Mer de Glace

Chamonix, France

Melting

The Disappointed Tourist: Mer de Grace, Ellen Harvey, 2023. Oil and acrylic on Gessoboard, 18 x 24″ (46 x 61 cm). Photograph: Etienne Frossard.

The Mer de Glace (Sea of Ice) is the largest glacier in France, 7km long and 200m deep, and is one of the biggest attractions in the Chamonix Valley. The glacier was once easily visible from the town of Chamonix but has been shrinking and is now barely visible from below.  From 1939 to 2001 the surface of the glacier has lowered an average of 30 cm each year, corresponding to an equivalent loss of 700 million cubic meters of water. The painting is based on an old uncredited postcard image.

My first time on the Mer de Glace was guided climbing on the classic route Arête Cosmiques, named for the cosmic research hut/shelter at the base of the ridge leading back to the Aigulle de Midi telepherique (one of the main mechanical access points to the Mount Blanc massif).
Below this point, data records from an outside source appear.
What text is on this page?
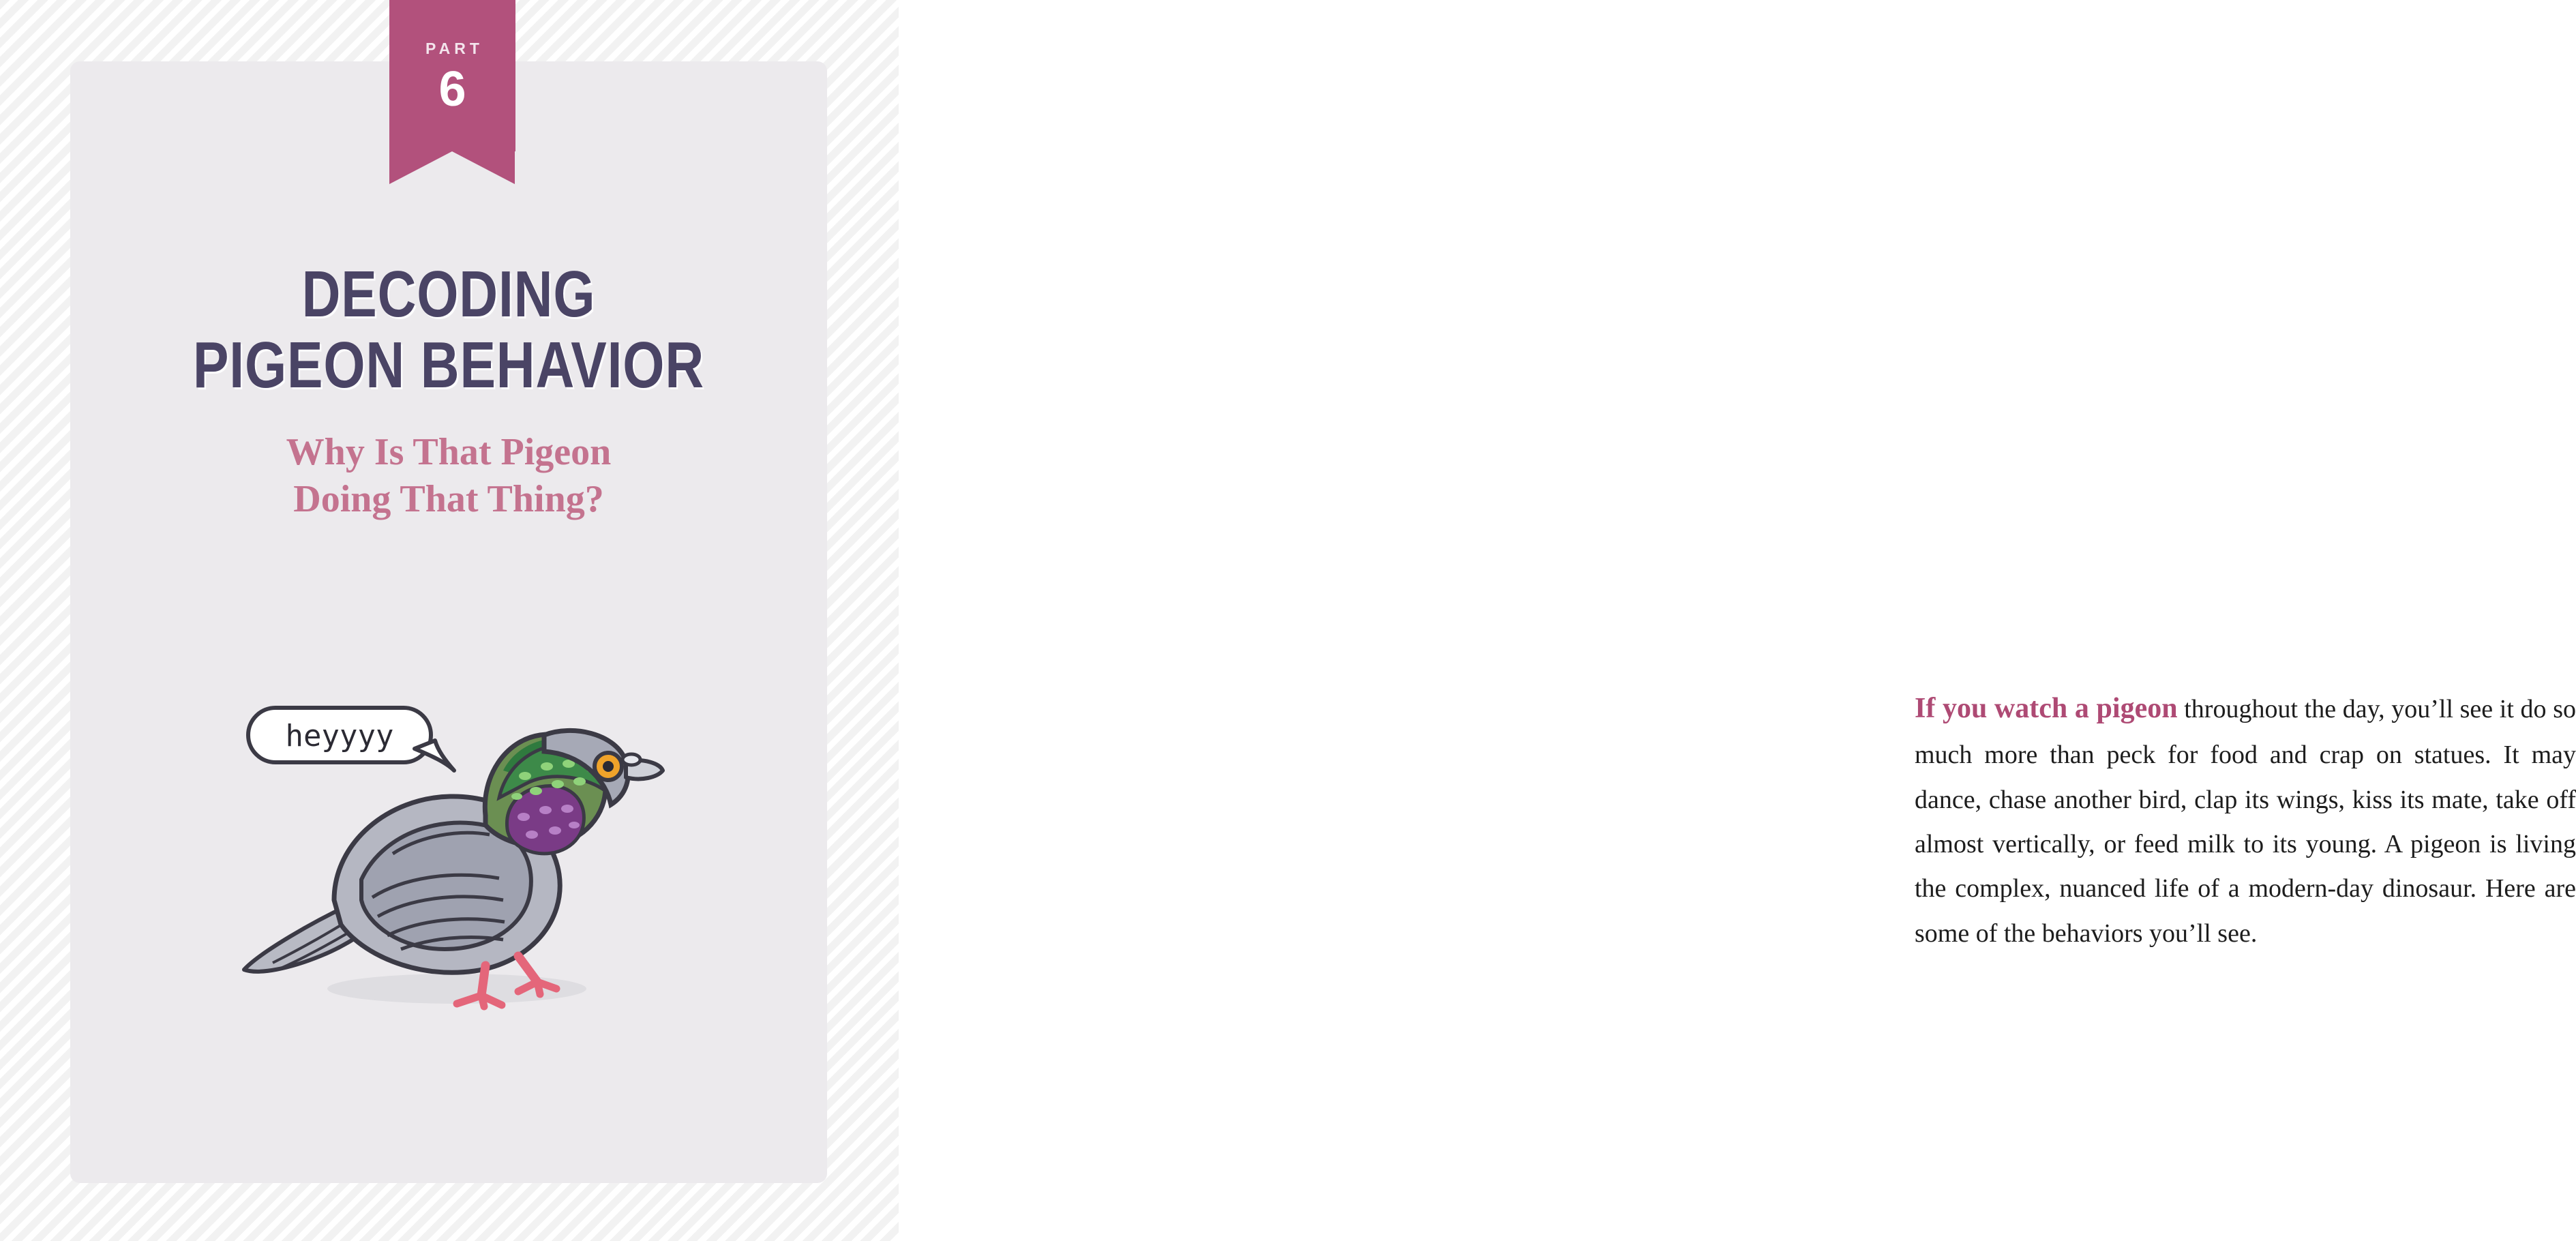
PART
6
DECODING
PIGEON BEHAVIOR
Why Is That Pigeon
Doing That Thing?
heyyyy

If you watch a pigeon throughout the day, you’ll see it do so much more than peck for food and crap on statues. It may dance, chase another bird, clap its wings, kiss its mate, take off almost vertically, or feed milk to its young. A pigeon is living the complex, nuanced life of a modern-day dinosaur. Here are some of the behaviors you’ll see.
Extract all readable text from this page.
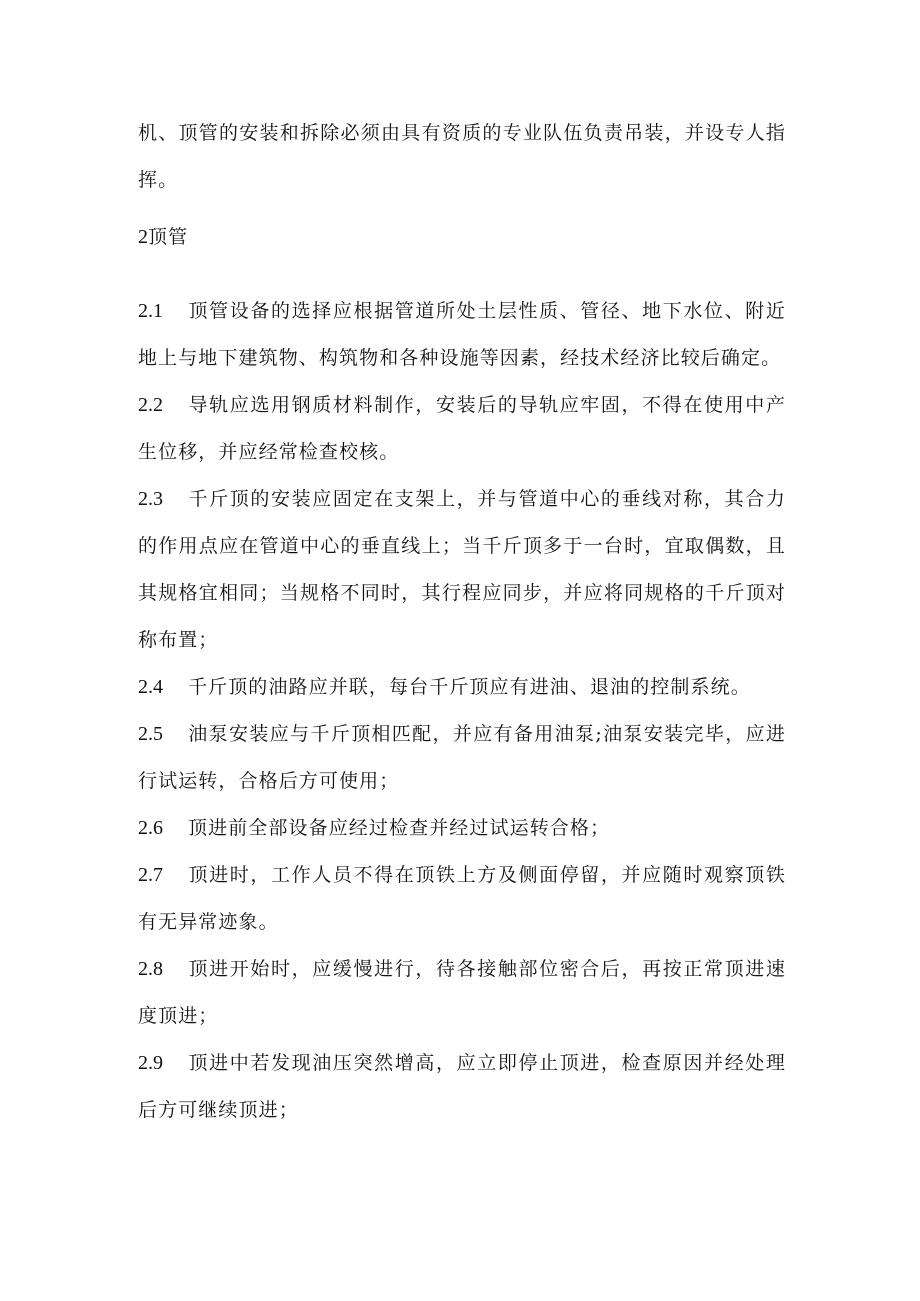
机、顶管的安装和拆除必须由具有资质的专业队伍负责吊装，并设专人指挥。

2顶管

2.1 顶管设备的选择应根据管道所处土层性质、管径、地下水位、附近地上与地下建筑物、构筑物和各种设施等因素，经技术经济比较后确定。

2.2 导轨应选用钢质材料制作，安装后的导轨应牢固，不得在使用中产生位移，并应经常检查校核。

2.3 千斤顶的安装应固定在支架上，并与管道中心的垂线对称，其合力的作用点应在管道中心的垂直线上；当千斤顶多于一台时，宜取偶数，且其规格宜相同；当规格不同时，其行程应同步，并应将同规格的千斤顶对称布置；

2.4 千斤顶的油路应并联，每台千斤顶应有进油、退油的控制系统。

2.5 油泵安装应与千斤顶相匹配，并应有备用油泵;油泵安装完毕，应进行试运转，合格后方可使用；

2.6 顶进前全部设备应经过检查并经过试运转合格；

2.7 顶进时，工作人员不得在顶铁上方及侧面停留，并应随时观察顶铁有无异常迹象。

2.8 顶进开始时，应缓慢进行，待各接触部位密合后，再按正常顶进速度顶进；

2.9 顶进中若发现油压突然增高，应立即停止顶进，检查原因并经处理后方可继续顶进；
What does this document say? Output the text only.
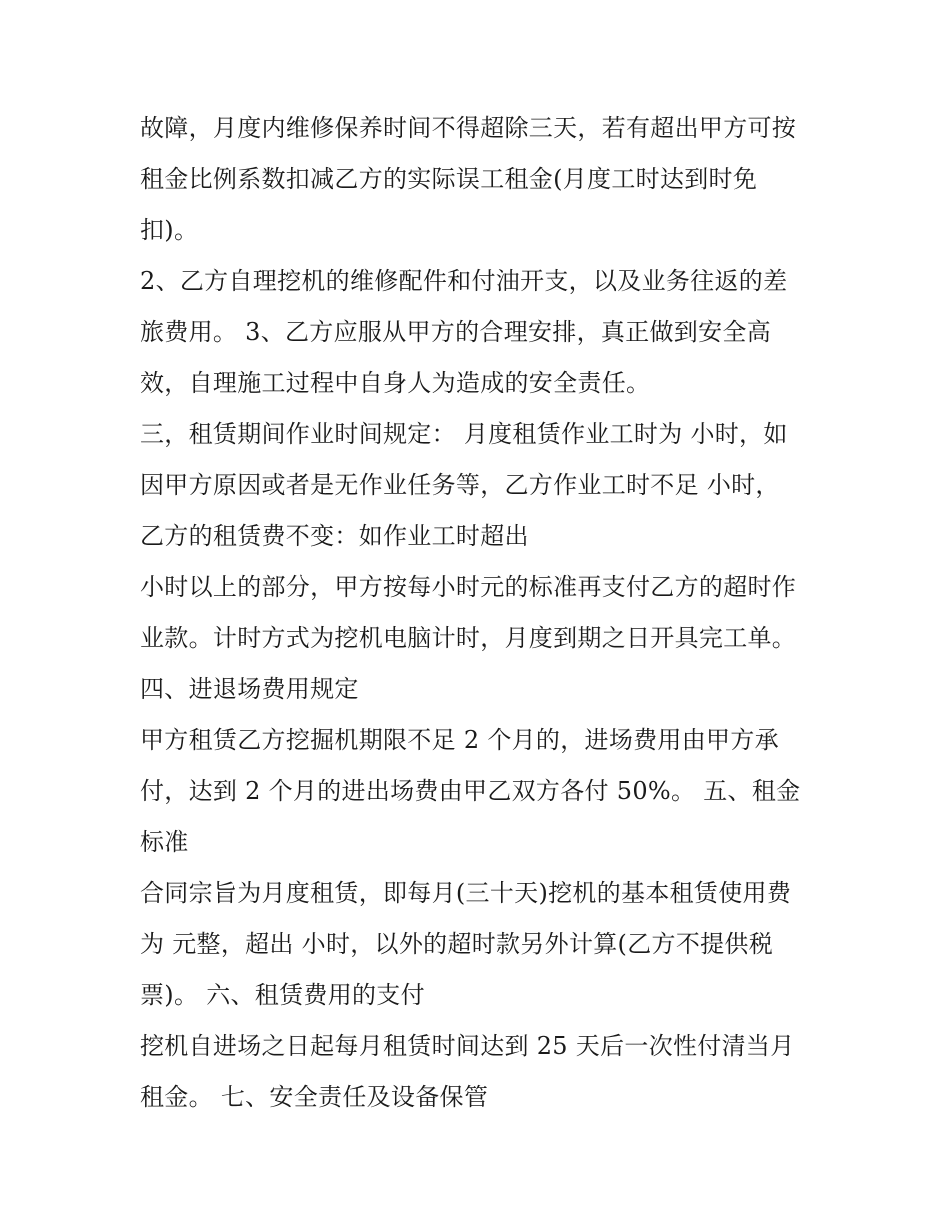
故障，月度内维修保养时间不得超除三天，若有超出甲方可按
租金比例系数扣减乙方的实际误工租金(月度工时达到时免
扣)。
2、乙方自理挖机的维修配件和付油开支，以及业务往返的差
旅费用。 3、乙方应服从甲方的合理安排，真正做到安全高
效，自理施工过程中自身人为造成的安全责任。
三，租赁期间作业时间规定： 月度租赁作业工时为 小时，如
因甲方原因或者是无作业任务等，乙方作业工时不足 小时，
乙方的租赁费不变：如作业工时超出
小时以上的部分，甲方按每小时元的标准再支付乙方的超时作
业款。计时方式为挖机电脑计时，月度到期之日开具完工单。
四、进退场费用规定
甲方租赁乙方挖掘机期限不足 2 个月的，进场费用由甲方承
付，达到 2 个月的进出场费由甲乙双方各付 50%。 五、租金
标准
合同宗旨为月度租赁，即每月(三十天)挖机的基本租赁使用费
为 元整，超出 小时，以外的超时款另外计算(乙方不提供税
票)。 六、租赁费用的支付
挖机自进场之日起每月租赁时间达到 25 天后一次性付清当月
租金。 七、安全责任及设备保管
It’s an outstanding if low-key initiation to the range. I suspected at the time that it’s how guides determine if their clients are truly dedicated to precipitating them from the hill. It’s an interesting mix of snow, ice and rock, requires ropes, ice axes and crampons. It depends a lot on ‘conditions’ or amounts and quality of snow and ice. It is often a highway of those unexploded devices known as guided climbers. Interestingly it’s a bit tougher when snow is low, so there you go. The next time I recall being there was a ski tour to the Italian side, past the Dent de Geant, from the Midi. Skiing down to the bottom of the moraine in the early 21st century there were many signs of the glacier’s recession. The most ominous metric is at the foot, where iron rungs have been driven into the escarpments below the Montenvers railway stop, and need to be extended down annually. The ladder which tourists, climbers and skiers use to get from the railway to and from the glacier has extended to hundreds of meters in the recent recession. Perhaps an unanticipated change in the earth’s climate will lead to the restoration of this and other giants, but probably not in my life’s time. I’ll never forget venturing onto the fairly bare foot with my wife and very young son, entranced by blue ice caves which intimated sublime colors and spaces likely unique in the world. Thomas C.